It was my understanding. I must not work on sunday evening :)
Sorry for the inconvenience.
I don’t think that web article makes any claims that the code presented should run faster on the GPU. I don’t see any CPU performance measurements.
To discuss performance-related questions or comparisons, it’s usually important to provide:
- the operating system you are using
- how the code was compiled (what was the compile command line or project configuration e.g. release vs. debug)
- which CUDA version you are using
However, probably some level of explanation can be given:
The original article is using Unified Memory in a pre-pascal regime (read the unified memory section of the programming guide: https://docs.nvidia.com/cuda/cuda-c-programming-guide/index.html#um-unified-memory-programming-hd )
This means that the data transfer is performed en-masse at kernel launch time, and there are no GPU page faults to slow the kernel down. In your case, you are running (I would guess) on linux in a pascal-type unified memory regime, which uses page-faulting for data transfer. This is slowing your kernel down dramatically.

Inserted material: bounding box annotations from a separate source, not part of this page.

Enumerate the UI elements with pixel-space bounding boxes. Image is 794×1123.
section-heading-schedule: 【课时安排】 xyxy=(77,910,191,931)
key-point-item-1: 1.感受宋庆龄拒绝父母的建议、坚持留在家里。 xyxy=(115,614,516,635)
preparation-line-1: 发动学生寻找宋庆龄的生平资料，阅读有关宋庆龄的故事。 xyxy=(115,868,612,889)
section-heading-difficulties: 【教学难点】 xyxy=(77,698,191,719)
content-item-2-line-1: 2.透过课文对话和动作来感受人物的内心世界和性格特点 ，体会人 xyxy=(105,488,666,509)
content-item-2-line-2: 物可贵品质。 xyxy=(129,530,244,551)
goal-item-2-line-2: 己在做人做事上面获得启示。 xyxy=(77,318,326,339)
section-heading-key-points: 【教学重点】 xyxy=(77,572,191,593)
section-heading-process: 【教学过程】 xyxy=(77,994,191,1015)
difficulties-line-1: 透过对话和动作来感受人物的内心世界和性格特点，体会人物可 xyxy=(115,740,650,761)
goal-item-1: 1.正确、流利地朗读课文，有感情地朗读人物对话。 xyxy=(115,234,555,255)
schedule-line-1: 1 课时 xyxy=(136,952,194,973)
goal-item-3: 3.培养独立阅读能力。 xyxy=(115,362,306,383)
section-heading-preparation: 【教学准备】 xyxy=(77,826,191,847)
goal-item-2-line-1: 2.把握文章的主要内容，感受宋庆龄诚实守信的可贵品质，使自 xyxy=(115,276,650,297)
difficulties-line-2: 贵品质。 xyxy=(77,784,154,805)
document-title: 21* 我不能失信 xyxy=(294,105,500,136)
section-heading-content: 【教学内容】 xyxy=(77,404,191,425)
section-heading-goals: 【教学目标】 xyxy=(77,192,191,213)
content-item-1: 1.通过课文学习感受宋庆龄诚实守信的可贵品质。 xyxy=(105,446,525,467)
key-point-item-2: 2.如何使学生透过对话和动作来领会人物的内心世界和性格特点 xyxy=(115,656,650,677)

You can mitigate these effects with prefetching, as discussed here:
This activity should bring your measured kernel performance more closely in line with the original web article. (The original article reported a time of about 0.5s for the kernel with <<<1,1>>> configuration as you indicate in your post.)
After that, if you proceed with the suggestion in the comment below, you should be able to follow along with the subsequent code modifications and comparisons.
Read the introduction to the end - so far you are only half-way through.
Hi Robert_Crovella & tera
Thanks for your replies.
@tera : I got it.
Thanks a lot